Selon l'auteur, Fillon, c'est "le retour de la droite éternelle". Les courbettes faites à l'anti-mariage gay n'en sont qu'une preuve parmi bien d'autres.
Selon l'auteur, Fillon n'est rien d'autre qu'un contre-révolutionnaire qui serait volontiers resté claquemuré entre les murs du château.
Selon l'auteur, la France de Fillon est sans doute, sans aucun doute même, plus dangereuse car plus pernicieuse que celle de Sarkozy, toujours capable de surprise, de contre-pied et même d'enthousiasme.
Selon l'auteur, la France de Fillon est ... d'abord ennuyeuse, faussement aristocrate, platement bourgeoise. Et que redouter de pire que l'ennui, ce mal qui ronge et dévitalise toute société démocratique?

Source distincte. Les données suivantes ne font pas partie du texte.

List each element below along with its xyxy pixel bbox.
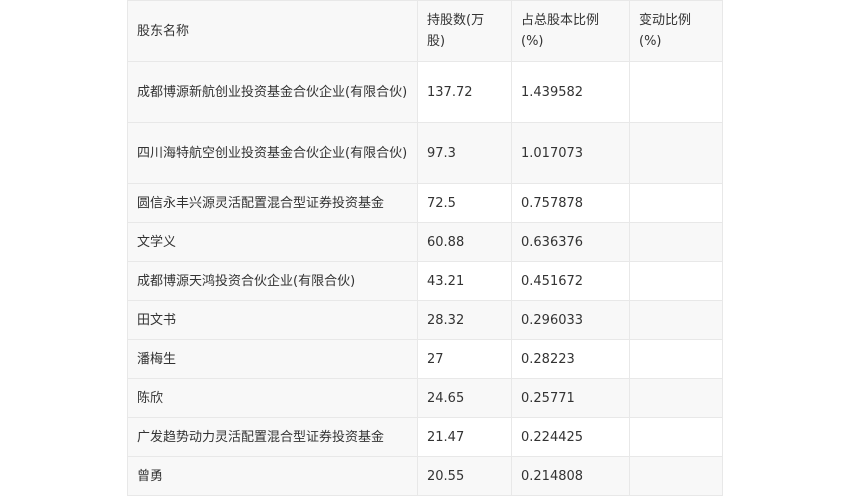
header-change-ratio: 变动比例(%) [629,0,723,62]
shareholder-name: 成都博源新航创业投资基金合伙企业(有限合伙) [127,61,418,123]
ratio-value: 0.28223 [511,339,630,379]
table-row: 文学义 60.88 0.636376 [127,222,723,262]
shareholder-name: 广发趋势动力灵活配置混合型证券投资基金 [127,417,418,457]
change-value [629,300,723,340]
shareholder-name: 圆信永丰兴源灵活配置混合型证券投资基金 [127,183,418,223]
ratio-value: 0.25771 [511,378,630,418]
table-header: 股东名称 持股数(万股) 占总股本比例(%) 变动比例(%) [127,0,723,62]
shareholder-name: 曾勇 [127,456,418,496]
table-row: 成都博源新航创业投资基金合伙企业(有限合伙) 137.72 1.439582 [127,61,723,123]
table-row: 曾勇 20.55 0.214808 [127,456,723,496]
table-body: 成都博源新航创业投资基金合伙企业(有限合伙) 137.72 1.439582 四… [127,61,723,496]
table-row: 圆信永丰兴源灵活配置混合型证券投资基金 72.5 0.757878 [127,183,723,223]
ratio-value: 0.451672 [511,261,630,301]
change-value [629,61,723,123]
shares-value: 20.55 [417,456,512,496]
table-row: 潘梅生 27 0.28223 [127,339,723,379]
change-value [629,378,723,418]
shareholder-name: 潘梅生 [127,339,418,379]
table-row: 成都博源天鸿投资合伙企业(有限合伙) 43.21 0.451672 [127,261,723,301]
shareholder-name: 田文书 [127,300,418,340]
ratio-value: 0.296033 [511,300,630,340]
header-shareholder-name: 股东名称 [127,0,418,62]
shareholder-name: 成都博源天鸿投资合伙企业(有限合伙) [127,261,418,301]
change-value [629,417,723,457]
ratio-value: 1.439582 [511,61,630,123]
shareholder-name: 四川海特航空创业投资基金合伙企业(有限合伙) [127,122,418,184]
ratio-value: 0.757878 [511,183,630,223]
shares-value: 137.72 [417,61,512,123]
shares-value: 27 [417,339,512,379]
ratio-value: 0.636376 [511,222,630,262]
header-row: 股东名称 持股数(万股) 占总股本比例(%) 变动比例(%) [127,0,723,62]
change-value [629,456,723,496]
shareholder-name: 陈欣 [127,378,418,418]
shares-value: 28.32 [417,300,512,340]
ratio-value: 1.017073 [511,122,630,184]
shares-value: 24.65 [417,378,512,418]
change-value [629,222,723,262]
change-value [629,339,723,379]
shares-value: 97.3 [417,122,512,184]
table-row: 陈欣 24.65 0.25771 [127,378,723,418]
shares-value: 21.47 [417,417,512,457]
table-row: 四川海特航空创业投资基金合伙企业(有限合伙) 97.3 1.017073 [127,122,723,184]
change-value [629,261,723,301]
ratio-value: 0.224425 [511,417,630,457]
page: 股东名称 持股数(万股) 占总股本比例(%) 变动比例(%) 成都博源新航创业投… [0,0,850,496]
change-value [629,122,723,184]
shares-value: 72.5 [417,183,512,223]
shares-value: 43.21 [417,261,512,301]
change-value [629,183,723,223]
table-row: 田文书 28.32 0.296033 [127,300,723,340]
header-share-ratio: 占总股本比例(%) [511,0,630,62]
shareholder-name: 文学义 [127,222,418,262]
header-shares: 持股数(万股) [417,0,512,62]
table-row: 广发趋势动力灵活配置混合型证券投资基金 21.47 0.224425 [127,417,723,457]
shares-value: 60.88 [417,222,512,262]
shareholders-table: 股东名称 持股数(万股) 占总股本比例(%) 变动比例(%) 成都博源新航创业投… [127,0,723,496]
ratio-value: 0.214808 [511,456,630,496]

Il ne faut pas s'y tromper: le livre de notre collaborateur ne se réduit pas à un pamphlet, aussi brillant et cruel soit-il pour son "héros". Bruno Roger-Petit s'est autorisé à une réflexion sur la France, son rapport à la politique et donc à la grandeur. Son véritable "héros" est d'ailleurs présent en filigrane et en permanence. De Gaulle? Certainement pas. Rocard? Surtout pas. C'est évidemment de François Mitterrand dont il s'agit, le dernier "grand" chef de l'État, selon Bruno Roger-Petit. On comprend que, dans son esprit et sous sa plume, ses successeurs sont des nains et François Fillon n'échappe pas, surtout pas, à cette mise en cause à la fois collective et générationnelle. Après Mitterrand, une forme de perpétuel rétrécissement politique dont Fillon le droitier est un point d'orgue. "Et croyez-moi, je les connais... Je viens de chez eux"... Bruno Roger-Petit rappelle cette sentence de Mitterrand pointant la droite et les droitiers.
De ces quelques pages, François Fillon a bien du mal à se remettre.
(*) Bruno Roger-Petit est éditorialiste à Challenges.
(**) Le pire d'être eux, de Bruno Roger-Petit, Stock, 195 pages, 18€.